Gulf War Illness (GWI) and Gulf War Chronic Multi-Symptom Illness are names that have been used to describe a disorder of fatigue, muscle and joint pain, loss of concentration, forgetfulness, headache, respiratory complaints, rashes, sleep disturbances, and/or gastrointestinal distress. The purpose of this study is to learn more about GWI from veterans deployed in Persian Gulf during the first Gulf War.
In this study, two groups of veterans who were deployed to the Persian Gulf war between August 1990 and June 1991 will be enrolled: those who are healthy veteran controls (HVC) and those with GWI. Participants will have an inpatient study visit typically lasting 14 days to explore clinical and biological phenotypes through evaluations via questionnaires, medical procedures such as exercise testing, history and physical examination, and laboratory evaluation of samples.
This protocol is a "sister study" to the NIH protocol 16-N-0058: Myalgic Encephalomyelitis/ Chronic Fatigue Syndrome (ME/CFS) at NIH. The symptoms of GWI and ME/CFS are very similar and much may be learned about each disorder through comparison. For this reason, the two studies will use similar methods. Participants in 16-N-0058 had previously consented to sharing of data, therefore datasets from this NIH IN-DEPTH protocol and 16-N-0058 will be shared and combined to perform several of the planned exploratory analyses.
This study will take place at the National Institutes of Health (NIH) Clinical Center in Bethesda, Maryland.
Objectives: Primary Objective:
To explore and compare the clinical and biological phenotypes of veterans with GWI and healthy veteran controls (HVC) at baseline.
Exploratory Objectives:
To explore the pathophysiology of fatigue and GWI symptom flares. Fatigue will be explored using tasks designed to create muscular and cognitive fatigue. GWI symptom flares will be explored using an exercise stress test and measuring the symptomatic and biological changes.
To compare the clinical and biological phenotypes between GWI, HVC, ME/CFS, and healthy volunteers.
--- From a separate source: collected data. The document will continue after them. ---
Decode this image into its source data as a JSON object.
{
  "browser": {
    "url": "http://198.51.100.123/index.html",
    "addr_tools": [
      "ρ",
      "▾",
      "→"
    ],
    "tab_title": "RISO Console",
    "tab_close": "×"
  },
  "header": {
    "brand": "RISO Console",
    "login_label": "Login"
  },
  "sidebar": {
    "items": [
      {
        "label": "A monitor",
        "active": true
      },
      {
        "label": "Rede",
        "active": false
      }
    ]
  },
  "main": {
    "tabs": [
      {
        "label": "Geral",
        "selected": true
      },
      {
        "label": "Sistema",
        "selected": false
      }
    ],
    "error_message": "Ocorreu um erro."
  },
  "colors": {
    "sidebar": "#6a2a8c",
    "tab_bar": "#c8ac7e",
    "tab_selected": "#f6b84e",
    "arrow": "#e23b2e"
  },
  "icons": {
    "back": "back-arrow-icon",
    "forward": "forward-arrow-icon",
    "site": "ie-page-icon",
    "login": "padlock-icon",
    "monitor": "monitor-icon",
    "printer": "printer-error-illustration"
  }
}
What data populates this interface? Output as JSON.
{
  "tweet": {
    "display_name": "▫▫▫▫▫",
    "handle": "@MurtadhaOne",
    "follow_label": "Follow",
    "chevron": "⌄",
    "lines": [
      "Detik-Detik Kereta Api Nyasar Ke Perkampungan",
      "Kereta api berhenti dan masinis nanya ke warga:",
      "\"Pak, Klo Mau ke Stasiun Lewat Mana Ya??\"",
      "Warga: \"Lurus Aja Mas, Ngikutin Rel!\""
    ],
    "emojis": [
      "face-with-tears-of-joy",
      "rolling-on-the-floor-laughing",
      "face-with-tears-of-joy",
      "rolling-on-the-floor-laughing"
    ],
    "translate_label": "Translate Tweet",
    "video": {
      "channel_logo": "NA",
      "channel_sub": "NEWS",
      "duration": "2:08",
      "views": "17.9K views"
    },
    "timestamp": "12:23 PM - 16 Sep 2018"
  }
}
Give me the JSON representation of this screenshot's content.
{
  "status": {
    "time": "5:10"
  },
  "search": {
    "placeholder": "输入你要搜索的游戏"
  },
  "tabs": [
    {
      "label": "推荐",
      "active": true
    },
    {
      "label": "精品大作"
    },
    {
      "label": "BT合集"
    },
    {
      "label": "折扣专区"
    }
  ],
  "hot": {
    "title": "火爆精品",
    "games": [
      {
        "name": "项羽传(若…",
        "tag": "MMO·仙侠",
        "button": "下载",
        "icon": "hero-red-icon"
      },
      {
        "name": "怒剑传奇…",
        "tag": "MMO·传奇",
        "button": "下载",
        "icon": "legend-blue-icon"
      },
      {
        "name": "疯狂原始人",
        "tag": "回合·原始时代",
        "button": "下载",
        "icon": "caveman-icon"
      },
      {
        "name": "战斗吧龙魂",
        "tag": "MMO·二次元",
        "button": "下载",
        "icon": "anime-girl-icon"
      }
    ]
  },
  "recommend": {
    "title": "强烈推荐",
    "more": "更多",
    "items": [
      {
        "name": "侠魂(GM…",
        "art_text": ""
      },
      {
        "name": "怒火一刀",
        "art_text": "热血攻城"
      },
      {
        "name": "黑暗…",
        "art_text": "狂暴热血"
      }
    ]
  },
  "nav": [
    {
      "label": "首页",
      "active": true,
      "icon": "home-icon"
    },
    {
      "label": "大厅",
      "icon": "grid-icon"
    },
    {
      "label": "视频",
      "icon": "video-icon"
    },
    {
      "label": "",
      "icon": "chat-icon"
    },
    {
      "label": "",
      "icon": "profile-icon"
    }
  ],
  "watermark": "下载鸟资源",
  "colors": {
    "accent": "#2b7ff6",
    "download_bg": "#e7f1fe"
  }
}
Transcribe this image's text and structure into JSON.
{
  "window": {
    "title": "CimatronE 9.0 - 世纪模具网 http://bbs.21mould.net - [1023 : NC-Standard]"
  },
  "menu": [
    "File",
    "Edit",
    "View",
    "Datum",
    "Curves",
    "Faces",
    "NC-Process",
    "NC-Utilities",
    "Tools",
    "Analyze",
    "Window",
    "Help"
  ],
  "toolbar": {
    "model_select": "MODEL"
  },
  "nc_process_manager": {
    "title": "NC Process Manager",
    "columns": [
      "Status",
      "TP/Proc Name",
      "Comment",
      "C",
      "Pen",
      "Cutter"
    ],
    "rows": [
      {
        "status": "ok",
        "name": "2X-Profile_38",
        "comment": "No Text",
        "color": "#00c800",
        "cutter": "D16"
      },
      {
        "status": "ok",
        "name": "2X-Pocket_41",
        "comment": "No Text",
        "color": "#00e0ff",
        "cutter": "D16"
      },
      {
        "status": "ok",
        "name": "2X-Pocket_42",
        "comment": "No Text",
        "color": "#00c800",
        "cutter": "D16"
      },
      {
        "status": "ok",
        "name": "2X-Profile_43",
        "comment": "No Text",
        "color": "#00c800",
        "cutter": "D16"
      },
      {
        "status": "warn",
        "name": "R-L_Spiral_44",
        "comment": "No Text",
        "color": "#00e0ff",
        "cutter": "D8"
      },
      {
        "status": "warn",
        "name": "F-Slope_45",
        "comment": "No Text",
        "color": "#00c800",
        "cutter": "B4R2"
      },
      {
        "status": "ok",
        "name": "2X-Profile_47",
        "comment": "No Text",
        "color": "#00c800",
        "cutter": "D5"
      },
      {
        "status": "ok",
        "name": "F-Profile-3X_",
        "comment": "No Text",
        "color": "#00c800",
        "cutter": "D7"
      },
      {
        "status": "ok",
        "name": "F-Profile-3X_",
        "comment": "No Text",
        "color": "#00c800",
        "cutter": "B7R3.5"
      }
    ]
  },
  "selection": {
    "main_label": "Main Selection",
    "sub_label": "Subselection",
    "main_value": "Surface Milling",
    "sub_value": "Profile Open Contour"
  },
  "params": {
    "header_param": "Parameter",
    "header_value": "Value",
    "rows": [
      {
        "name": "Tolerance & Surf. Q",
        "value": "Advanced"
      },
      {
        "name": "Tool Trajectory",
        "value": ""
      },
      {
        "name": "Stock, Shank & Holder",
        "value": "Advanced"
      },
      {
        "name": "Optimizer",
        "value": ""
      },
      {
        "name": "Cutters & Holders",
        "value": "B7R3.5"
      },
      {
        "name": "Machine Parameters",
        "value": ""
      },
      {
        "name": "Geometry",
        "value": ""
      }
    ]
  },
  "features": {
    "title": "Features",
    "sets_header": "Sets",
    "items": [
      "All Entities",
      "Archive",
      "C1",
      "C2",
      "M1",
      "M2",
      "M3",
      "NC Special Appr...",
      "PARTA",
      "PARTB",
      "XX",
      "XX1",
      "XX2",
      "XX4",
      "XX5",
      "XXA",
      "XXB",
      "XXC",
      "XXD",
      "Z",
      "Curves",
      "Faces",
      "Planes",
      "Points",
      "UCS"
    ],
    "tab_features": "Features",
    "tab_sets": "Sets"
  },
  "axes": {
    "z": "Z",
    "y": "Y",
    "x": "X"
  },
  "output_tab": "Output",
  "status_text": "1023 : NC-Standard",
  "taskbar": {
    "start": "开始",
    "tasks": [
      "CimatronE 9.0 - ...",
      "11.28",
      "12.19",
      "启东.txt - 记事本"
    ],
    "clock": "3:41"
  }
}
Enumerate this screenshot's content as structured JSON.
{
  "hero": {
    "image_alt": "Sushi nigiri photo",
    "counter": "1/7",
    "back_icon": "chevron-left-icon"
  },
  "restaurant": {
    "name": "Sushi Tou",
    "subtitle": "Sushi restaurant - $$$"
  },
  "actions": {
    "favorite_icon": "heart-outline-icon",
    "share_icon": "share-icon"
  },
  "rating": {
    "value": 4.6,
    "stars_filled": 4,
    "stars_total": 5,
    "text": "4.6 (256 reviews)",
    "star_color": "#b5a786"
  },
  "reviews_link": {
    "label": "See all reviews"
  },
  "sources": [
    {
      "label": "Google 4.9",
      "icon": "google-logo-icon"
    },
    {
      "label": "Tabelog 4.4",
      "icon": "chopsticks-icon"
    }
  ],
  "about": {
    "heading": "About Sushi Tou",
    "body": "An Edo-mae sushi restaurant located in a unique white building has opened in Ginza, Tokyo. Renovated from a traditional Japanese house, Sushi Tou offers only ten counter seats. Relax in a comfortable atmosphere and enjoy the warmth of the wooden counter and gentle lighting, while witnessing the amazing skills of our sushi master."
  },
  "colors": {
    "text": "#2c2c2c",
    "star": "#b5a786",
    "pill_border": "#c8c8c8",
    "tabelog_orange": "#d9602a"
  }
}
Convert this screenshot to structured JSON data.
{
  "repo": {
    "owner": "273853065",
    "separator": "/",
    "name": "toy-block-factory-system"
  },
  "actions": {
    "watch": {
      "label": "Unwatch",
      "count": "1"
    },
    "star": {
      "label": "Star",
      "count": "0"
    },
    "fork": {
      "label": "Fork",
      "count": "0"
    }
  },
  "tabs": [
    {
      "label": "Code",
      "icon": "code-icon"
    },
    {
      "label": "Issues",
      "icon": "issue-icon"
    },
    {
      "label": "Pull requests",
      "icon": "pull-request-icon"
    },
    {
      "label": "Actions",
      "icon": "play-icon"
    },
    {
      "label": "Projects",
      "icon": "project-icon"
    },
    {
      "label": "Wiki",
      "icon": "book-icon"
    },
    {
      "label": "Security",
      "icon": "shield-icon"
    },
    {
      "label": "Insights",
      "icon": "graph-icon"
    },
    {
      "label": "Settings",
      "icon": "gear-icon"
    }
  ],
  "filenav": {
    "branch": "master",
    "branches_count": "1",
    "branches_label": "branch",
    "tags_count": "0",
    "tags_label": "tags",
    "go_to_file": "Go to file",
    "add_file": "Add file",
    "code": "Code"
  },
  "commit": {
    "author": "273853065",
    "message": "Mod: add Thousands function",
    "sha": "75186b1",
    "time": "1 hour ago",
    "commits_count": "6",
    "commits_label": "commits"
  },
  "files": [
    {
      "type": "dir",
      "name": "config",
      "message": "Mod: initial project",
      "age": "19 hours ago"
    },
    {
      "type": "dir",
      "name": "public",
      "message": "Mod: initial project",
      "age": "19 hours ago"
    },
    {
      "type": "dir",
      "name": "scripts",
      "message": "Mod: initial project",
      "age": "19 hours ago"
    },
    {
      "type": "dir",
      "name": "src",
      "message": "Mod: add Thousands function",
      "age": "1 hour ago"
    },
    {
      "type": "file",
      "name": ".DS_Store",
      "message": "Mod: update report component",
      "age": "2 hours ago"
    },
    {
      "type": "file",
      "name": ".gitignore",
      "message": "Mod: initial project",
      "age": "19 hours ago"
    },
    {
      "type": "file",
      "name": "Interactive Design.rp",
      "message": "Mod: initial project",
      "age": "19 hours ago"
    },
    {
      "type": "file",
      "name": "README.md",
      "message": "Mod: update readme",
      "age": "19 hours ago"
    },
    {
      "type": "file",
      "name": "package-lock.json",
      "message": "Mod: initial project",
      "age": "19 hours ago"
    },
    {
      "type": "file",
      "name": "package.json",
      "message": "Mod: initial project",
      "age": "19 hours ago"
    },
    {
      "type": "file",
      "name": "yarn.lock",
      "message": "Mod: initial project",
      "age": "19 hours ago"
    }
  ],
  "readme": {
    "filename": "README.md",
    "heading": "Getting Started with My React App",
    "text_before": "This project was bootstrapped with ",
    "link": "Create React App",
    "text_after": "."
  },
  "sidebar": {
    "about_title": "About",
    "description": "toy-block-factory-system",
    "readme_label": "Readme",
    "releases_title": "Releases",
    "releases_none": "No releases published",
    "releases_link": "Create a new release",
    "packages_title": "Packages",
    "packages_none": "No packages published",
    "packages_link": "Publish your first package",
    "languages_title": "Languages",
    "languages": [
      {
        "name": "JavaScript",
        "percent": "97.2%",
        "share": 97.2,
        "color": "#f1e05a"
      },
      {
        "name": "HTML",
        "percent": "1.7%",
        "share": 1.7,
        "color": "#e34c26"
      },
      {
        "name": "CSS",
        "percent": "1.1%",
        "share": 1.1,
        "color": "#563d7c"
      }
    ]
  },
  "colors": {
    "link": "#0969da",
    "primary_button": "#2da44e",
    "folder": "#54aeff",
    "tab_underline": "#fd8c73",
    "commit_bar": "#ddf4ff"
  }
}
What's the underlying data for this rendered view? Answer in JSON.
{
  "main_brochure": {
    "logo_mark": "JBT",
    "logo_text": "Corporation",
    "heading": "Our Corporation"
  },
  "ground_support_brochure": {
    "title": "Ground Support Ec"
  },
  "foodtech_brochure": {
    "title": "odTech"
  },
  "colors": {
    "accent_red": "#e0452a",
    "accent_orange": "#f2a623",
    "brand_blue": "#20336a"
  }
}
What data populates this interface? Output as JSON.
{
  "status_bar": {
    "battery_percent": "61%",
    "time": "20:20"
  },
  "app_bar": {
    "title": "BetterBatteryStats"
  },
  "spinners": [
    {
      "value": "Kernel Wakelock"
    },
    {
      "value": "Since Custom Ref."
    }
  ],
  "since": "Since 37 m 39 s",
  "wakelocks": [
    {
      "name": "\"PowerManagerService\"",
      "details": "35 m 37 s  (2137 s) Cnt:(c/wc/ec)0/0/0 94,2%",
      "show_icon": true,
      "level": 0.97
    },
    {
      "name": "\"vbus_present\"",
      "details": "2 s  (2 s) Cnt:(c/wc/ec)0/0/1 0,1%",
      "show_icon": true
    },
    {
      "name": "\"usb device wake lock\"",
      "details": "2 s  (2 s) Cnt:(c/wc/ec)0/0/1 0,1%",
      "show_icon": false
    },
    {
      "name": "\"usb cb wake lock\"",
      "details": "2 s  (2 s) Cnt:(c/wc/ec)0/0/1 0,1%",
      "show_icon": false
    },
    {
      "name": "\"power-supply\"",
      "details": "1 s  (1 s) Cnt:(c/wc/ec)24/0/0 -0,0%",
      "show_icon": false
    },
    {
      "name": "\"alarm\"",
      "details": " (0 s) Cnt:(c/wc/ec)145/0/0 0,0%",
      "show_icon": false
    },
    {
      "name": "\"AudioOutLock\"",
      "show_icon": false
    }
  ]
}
Endpoints: Outcome measures
The primary purpose of this protocol is to perform exploratory analysis of collected data and samples for the generation of new hypotheses regarding GWI. The types of analyses to be performed will be wide ranging. Planned areas of focus may include:
* Characterization of the immune system and inflammatory signaling.
* Characterization of the pattern of microbiome.
* Characterization of bioenergetics, autonomic, and metabolic function.
* Characterization of neurocognition.